The pre-training corpus consisted of 22.3 million single-cell transcriptomes assembled from publicly available human single-cell RNA-seq datasets spanning diverse tissues and cell types. The model was evaluated on four single-cell datasets for clustering and trajectory inference tasks. On clustering benchmarks, tGPT representations were compared against PCA, scVI, and Seurat cluster-based methods using normalized mutual information (NMI) and adjusted Rand index (ARI) metrics, achieving competitive or superior performance. Trajectory inference was evaluated using pseudotime correlation against known developmental orders. For bulk tumor analysis, tGPT features were extracted from TCGA (The Cancer Genome Atlas) RNA-seq profiles and evaluated for their ability to predict somatic mutation burden, tumor purity, clinical stage, and immunotherapy response in published cohorts.
tGPT's primary applications are single-cell transcriptomics analysis tasks that benefit from pre-trained representations: cell type clustering, cell type annotation against reference atlases, and dimensionality reduction for visualization. The model provides an alternative to count-matrix-based methods like Seurat and scVI for these tasks, particularly in settings where training data is limited or heterogeneous. The bulk tumor analysis applications are a distinctive feature of tGPT relative to most other single-cell foundation models, which focus exclusively on single-cell data: by demonstrating that tGPT features from bulk RNA-seq associate with clinical outcomes, the authors show that the model's representations capture biologically meaningful variation at a level relevant to translational research. This makes tGPT potentially useful for biomarker discovery in cohorts where only bulk RNA-seq is available rather than single-cell data.

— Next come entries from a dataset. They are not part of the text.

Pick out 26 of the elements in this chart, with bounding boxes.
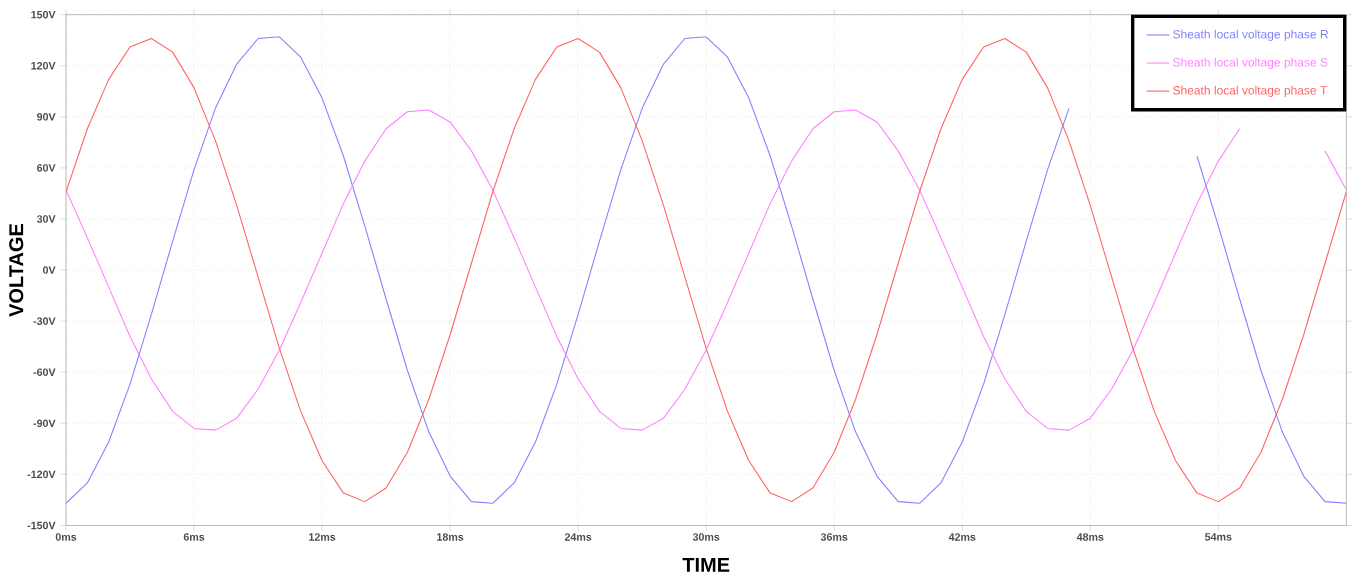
x-tick-label: 42ms (948, 533, 976, 541)
x-tick-label: 54ms (1205, 533, 1232, 541)
x-tick-label: 48ms (1076, 533, 1104, 541)
legend-label: Sheath local voltage phase T (1173, 85, 1328, 97)
y-tick-label: 90V (37, 112, 56, 121)
y-tick-label: 150V (31, 10, 56, 19)
x-tick-label: 0ms (55, 533, 77, 541)
y-tick-label: 0V (42, 266, 56, 274)
y-tick-label: 30V (36, 215, 56, 223)
y-tick-label: -60V (33, 368, 56, 376)
x-tick-label: 30ms (692, 533, 720, 541)
legend-label: Sheath local voltage phase S (1173, 57, 1328, 69)
y-tick-label: 120V (31, 61, 56, 70)
x-tick-label: 12ms (309, 533, 336, 541)
y-tick-label: -90V (33, 419, 56, 428)
x-tick-label: 36ms (820, 533, 848, 541)
x-tick-label: 6ms (183, 533, 205, 541)
x-tick-label: 18ms (437, 533, 464, 541)
x-axis-title: TIME (682, 557, 730, 572)
legend-label: Sheath local voltage phase R (1173, 29, 1329, 41)
x-tick-label: 24ms (564, 533, 592, 541)
y-tick-label: -120V (27, 470, 56, 479)
y-tick-label: 60V (37, 164, 56, 172)
y-tick-label: -150V (27, 521, 56, 530)
y-tick-label: -30V (33, 317, 56, 325)
y-axis-title: VOLTAGE (9, 223, 24, 317)
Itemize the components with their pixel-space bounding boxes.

tGPT contributed to the growing evidence in 2023 that autoregressive pre-training on large single-cell corpora could produce useful representations for downstream analysis, alongside contemporaneous work including scGPT and Geneformer. The model's publication in iScience expanded the conversation beyond elite journals and contributed to broader community awareness of the single-cell foundation model paradigm. Its use of the GPT-2 backbone — a widely understood and well-tooled architecture — made it accessible to researchers already familiar with the NLP literature who wished to apply language model ideas to transcriptomics. The bulk tumor analysis results pointed to an underexplored direction: that models pre-trained on single-cell data may also capture features relevant to bulk tissue biology, potentially bridging the single-cell and bulk genomics communities. The open-source release on GitHub with clear documentation facilitated adoption and reproduction.